Wbrew pozorom w niektórych klubach Czarnego Lądu piłkarze zarabiają naprawdę niezłe pieniądze. Tak jest choćby w najlepszym afrykańskim klubie TP Mazembe. Piszę najlepszym, bo gdyby nie administracyjna decyzja władz CAF, to jedenastka z Lubumbashi z pewnością po raz trzeci z rządu sięgnęłaby po trzecie kolejne klubowe mistrzostwo kontynentu. Tak się jednak nie stało.
Gwiazdą „Wron”, bo taki przydomek ma TP Mazembe, jest niewysoki, ale świetnie wyszkolony technicznie i ofensywnie grający Tresor Mputu. W 2008 roku Arsenal Londyn oferował za niego 1,25 mln funtów, ale dla właściciela klubu Moise Katumbi, który jest jednocześnie gubernatorem bogatej prowincji Katanga w DR Konga, nie była to dość wystarczająca kwota.
Tresor Mputu zarabia w TP Mazembe ok. 10 tys. funtów miesięcznie, a więc tyle ile zawodnicy w dobrych polskich klubach. Do tego dochodzą jeszcze premie za wygrane spotkania w lidze czy w pucharach. Za wygrany mecz w Africain Champions League piłkarze podstawowego składu z Tresorem Mputu na czele dostają po ok. 8500 funtów na głowę.
W Nigerii piłkarze nie mogą liczyć na takie „kokosy”. W sezonie 2008/09 kluby tamtejszej Premier League otrzymały do podziału 838 mln nair, to jest około 7 milionów dolarów.
– Czołowy piłkarz z tych mocniejszych klubów, jak na przykład z Enyimby Aba, za podpisanie rocznego kontraktu dostaje sześć milionów nair, to jest około pięćdziesięciu tysięcy dolarów.
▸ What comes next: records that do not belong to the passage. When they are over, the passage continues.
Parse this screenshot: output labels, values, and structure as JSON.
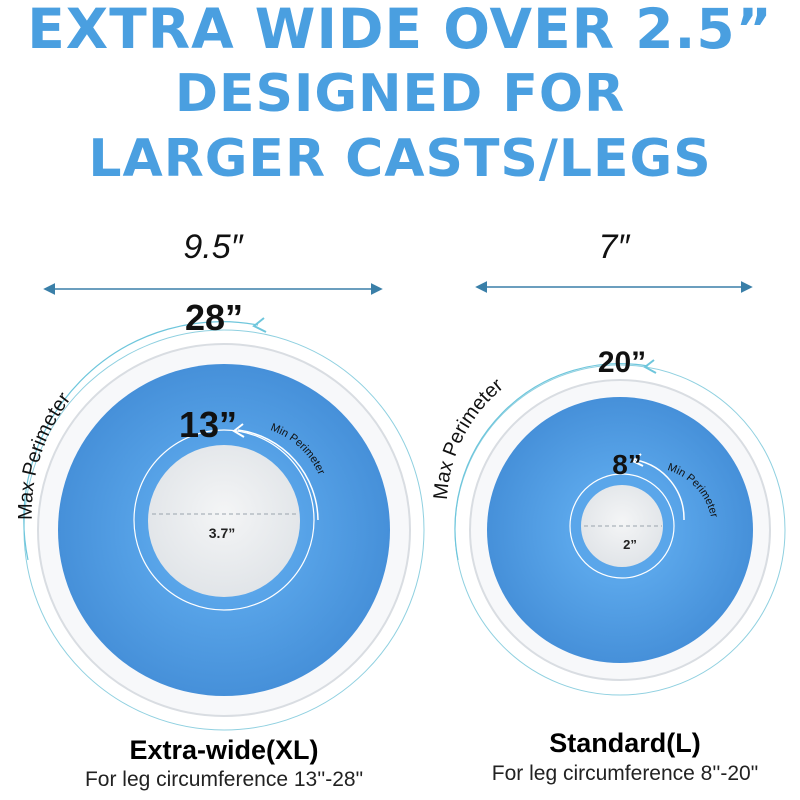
{
  "headline": {
    "line1": "EXTRA WIDE OVER 2.5”",
    "line2": "DESIGNED FOR",
    "line3": "LARGER CASTS/LEGS"
  },
  "xl": {
    "width": "9.5″",
    "max_size": "28”",
    "max_label": "Max Perimeter",
    "min_size": "13”",
    "min_label": "Min Perimeter",
    "hole": "3.7”",
    "name": "Extra-wide(XL)",
    "range": "For leg circumference 13''-28\""
  },
  "l": {
    "width": "7″",
    "max_size": "20”",
    "max_label": "Max Perimeter",
    "min_size": "8”",
    "min_label": "Min Perimeter",
    "hole": "2”",
    "name": "Standard(L)",
    "range": "For leg circumference 8''-20\""
  },
  "colors": {
    "headline": "#4a9fe0",
    "ring_blue": "#4f9be4",
    "arrow": "#3a7fa8"
  }
}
Te pieniądze są najczęściej wypłacane w dwóch ratach. Średnio za podpisanie umowy zawodnik otrzymuje cztery miliony nair, to jest około trzydziestu trzech tysięcy dolarów. Z kolei miesięczna pensja czołowego zawodnika w lidze to 850 dolarów – tłumaczył mi Vincent Alumona, piłkarski dziennikarz z Lagos.
Jak się to wszystko ma do zarobków afrykańskich zawodników biegających po polskich stadionach? Mówi się, że najlepiej opłacany jest Saidi Ntibazonkiza. Reprezentant Burundi w Cracovii zarabia ponoć 315 tys. dolarów na rok. Krezusem ma też być Prejuce Nakoulma. Kiedy ten świetnie spisujący się w tym sezonie zawodnik grał jeszcze w pierwszoligowej Bogdance Łęczna spekulowano, że miesięcznie zarabia tam aż 50 tys. złotych. Teraz całą kwotą Bogdanka ma się dzielić z Górnik Zabrze, gdzie zawodnik z Burkina Faso jest wypożyczony do końca sezonu. Ile w tym prawdy trudno dociec.
Wszystko to i tak nic przy tym co ma Samuel Eto’o w rosyjskiej Anży Machaczkała. I nie chodzi już nawet o pensje czy premie. Za każdego gola reprezentant Kamerunu dostaje tam 20 tys. euro, a za asystę połowę z tej kwoty! A że tych goli i celnych podań jest sporo, to Eto’o zarabia jeszcze dodatkowe pieniądze i póki co cieszy się z pobytu i gry na Wschodzie.